Many of the airplanes judged in the Heritage event are one-of-a-kind treasures. Few have the larger-than-life history of this Sikorsky amphibian. Since it won the People’s Choice trophy in 2008, Tom Schrade’s reproduction of the 1929 Sikorsky S-38 seaplane “Osa’s Ark” has found a new home. The original airplane was flown on an African adventure in the 1930s.
It happened only once in the 17-year history of the Heritage trophy: One airplane won three trophies. Owned by Max Chapman of Idaho Falls, Idaho, and restored by John Muszala’s Pacific Fighters restoration company, the 1944 P-51B Mustang represented a famous World War II ace, a young man’s admiration for him, and the extraordinary skills of restorers who practically built a P-51 by hand. World War II ace Bud Anderson (second from left) presented the trophies to Muszala and his two sons.

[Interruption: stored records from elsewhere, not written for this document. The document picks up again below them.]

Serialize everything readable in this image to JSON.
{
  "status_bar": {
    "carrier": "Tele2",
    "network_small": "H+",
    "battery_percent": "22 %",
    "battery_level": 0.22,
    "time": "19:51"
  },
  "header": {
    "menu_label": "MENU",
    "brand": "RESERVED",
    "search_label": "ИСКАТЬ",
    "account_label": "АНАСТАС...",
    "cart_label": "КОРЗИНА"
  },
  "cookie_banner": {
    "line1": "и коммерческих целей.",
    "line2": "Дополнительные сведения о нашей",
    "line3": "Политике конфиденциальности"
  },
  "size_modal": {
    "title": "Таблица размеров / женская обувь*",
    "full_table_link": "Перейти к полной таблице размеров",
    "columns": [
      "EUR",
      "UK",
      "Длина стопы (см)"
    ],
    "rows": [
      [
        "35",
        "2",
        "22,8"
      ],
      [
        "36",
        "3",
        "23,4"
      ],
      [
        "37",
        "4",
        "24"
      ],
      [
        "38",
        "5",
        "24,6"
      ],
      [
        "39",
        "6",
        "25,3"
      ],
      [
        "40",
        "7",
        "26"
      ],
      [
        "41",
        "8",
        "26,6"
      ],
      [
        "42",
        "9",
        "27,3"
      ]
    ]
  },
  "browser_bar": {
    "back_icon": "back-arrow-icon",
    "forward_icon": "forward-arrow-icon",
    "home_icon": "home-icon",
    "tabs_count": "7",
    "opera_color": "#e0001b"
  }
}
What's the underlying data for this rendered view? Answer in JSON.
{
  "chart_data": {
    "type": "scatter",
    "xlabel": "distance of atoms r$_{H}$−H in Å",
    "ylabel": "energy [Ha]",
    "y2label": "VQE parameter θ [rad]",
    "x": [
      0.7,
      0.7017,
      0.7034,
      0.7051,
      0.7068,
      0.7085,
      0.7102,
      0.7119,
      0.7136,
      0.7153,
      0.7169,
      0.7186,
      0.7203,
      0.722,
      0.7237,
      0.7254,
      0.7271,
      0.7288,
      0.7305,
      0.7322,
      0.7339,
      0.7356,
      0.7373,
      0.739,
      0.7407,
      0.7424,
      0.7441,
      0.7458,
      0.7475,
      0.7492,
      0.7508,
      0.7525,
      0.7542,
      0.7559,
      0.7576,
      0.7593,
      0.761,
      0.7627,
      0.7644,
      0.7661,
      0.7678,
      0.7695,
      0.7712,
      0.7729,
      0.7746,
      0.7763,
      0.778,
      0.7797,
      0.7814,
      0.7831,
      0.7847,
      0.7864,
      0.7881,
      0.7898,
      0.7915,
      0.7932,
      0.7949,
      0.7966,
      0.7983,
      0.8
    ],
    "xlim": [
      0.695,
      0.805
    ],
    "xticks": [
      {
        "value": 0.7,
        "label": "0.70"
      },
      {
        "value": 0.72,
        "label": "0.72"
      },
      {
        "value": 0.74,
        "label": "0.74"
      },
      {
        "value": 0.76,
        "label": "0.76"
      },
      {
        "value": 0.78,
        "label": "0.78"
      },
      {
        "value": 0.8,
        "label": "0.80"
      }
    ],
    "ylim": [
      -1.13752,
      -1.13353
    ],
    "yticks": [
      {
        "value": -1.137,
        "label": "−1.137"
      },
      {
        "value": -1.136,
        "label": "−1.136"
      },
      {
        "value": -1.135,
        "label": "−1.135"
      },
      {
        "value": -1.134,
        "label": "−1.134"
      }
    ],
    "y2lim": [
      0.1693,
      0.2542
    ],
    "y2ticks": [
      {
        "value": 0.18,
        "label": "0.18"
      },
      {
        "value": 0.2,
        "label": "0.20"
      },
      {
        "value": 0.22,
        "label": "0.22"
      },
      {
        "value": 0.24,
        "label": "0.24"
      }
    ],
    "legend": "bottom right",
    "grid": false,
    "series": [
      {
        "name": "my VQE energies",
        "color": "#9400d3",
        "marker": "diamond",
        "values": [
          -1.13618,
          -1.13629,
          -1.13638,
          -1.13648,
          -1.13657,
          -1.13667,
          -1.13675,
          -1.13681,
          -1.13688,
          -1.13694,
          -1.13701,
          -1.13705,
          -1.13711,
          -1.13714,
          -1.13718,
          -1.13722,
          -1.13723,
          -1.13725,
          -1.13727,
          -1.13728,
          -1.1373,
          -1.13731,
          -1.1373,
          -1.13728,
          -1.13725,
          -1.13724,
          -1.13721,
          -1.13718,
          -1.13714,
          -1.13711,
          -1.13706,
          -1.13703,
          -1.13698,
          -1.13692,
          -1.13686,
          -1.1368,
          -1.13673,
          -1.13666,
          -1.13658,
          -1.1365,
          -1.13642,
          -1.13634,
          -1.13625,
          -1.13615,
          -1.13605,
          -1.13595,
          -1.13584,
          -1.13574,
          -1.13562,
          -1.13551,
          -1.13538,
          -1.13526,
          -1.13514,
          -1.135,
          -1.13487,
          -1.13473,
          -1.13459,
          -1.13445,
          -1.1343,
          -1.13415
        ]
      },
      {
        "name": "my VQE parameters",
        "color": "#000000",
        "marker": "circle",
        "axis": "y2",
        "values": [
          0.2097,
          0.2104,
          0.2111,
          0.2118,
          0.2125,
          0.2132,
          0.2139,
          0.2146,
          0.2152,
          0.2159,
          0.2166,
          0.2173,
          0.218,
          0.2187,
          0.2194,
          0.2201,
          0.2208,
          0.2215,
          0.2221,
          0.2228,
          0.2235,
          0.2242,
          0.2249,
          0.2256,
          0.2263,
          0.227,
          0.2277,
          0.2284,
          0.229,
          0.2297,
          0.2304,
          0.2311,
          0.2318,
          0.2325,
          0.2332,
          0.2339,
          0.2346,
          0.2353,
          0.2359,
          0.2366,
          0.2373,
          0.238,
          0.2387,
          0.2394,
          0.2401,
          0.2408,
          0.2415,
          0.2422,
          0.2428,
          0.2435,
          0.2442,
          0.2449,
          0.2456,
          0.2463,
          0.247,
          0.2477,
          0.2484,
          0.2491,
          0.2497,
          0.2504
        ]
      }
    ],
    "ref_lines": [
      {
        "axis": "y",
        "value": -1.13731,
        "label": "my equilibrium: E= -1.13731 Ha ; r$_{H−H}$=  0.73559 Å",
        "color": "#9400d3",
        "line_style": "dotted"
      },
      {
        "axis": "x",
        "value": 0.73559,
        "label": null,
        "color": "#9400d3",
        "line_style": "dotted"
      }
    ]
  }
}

Over the last 17 years, nearly 400 historic and beautifully restored aircraft have competed for recognition at the National Aviation Heritage Invitational, an event that has become a fixture at the National Championship Air Races in Reno, Nevada. Each year, a couple dozen airworthy vintage aircraft—civilian and military—were positioned on the ramp at Reno-Stead airport, where judges evaluated the quality and accuracy of the restorations and airplane fans strolled among the competitors and voted for their favorites. (Air & Space/Smithsonian magazine participated by providing and counting the ballots for the People’s Choice Trophy.)

Not this year. The Heritage trophy event has recently announced that it will suspend its 2016 competition, because it “has outgrown the ramp space and resources allocated to it by the Reno Air Races,” according to Executive Director Ken Perich. The NAHI group also announced that it’s preparing for its 2017 event.

That the group is starting to work toward 2017 is good news both for those who have been lucky enough to see the collection of competitors in the past and for those who may now have the chance to see them at Reno—or somewhere else—in the future. A number of things set this competition apart from others. First, the airplane owners or restorers are almost always standing by their airplanes and happy to talk about their treasures’ histories and restorations with the curious. Second, the stories they tell about the airplanes are not only fun to hear but are instructive about the history of aviation as a whole. Because of the range of aircraft represented and the chattiness of the people who bring them, you cannot come away from a Heritage Invitational without learning something about aviation that you didn’t know before. Third, one of the founders of the Heritage event is the National Aviation Hall of Fame, and that organization has arranged for some of its most illustrious honorees to present the awards on Trophy Day. Neil Armstrong, who in his later years didn’t honor many requests to participate in public events, was a frequent Heritage trophy presenter because he loved airplanes. Other presenters have included test pilot and airshow great Bob Hoover, P-51 ace Bud Anderson, record breaker Dick Rutan, space shuttle commander and Reno Race Champion Hoot Gibson, and Southwest Airlines co-founder Herb Kelleher.

The other thing that sets this awards program apart: The people get to vote.

To give you an idea of what you might expect at the 2017 competition, we’ve rounded up some of the past winners of the National Aviation Heritage Invitational trophies in various award categories, grand champion, and people’s choice. Thanks to photographer Roger Cain for making his portraits of the winners available in the gallery at top.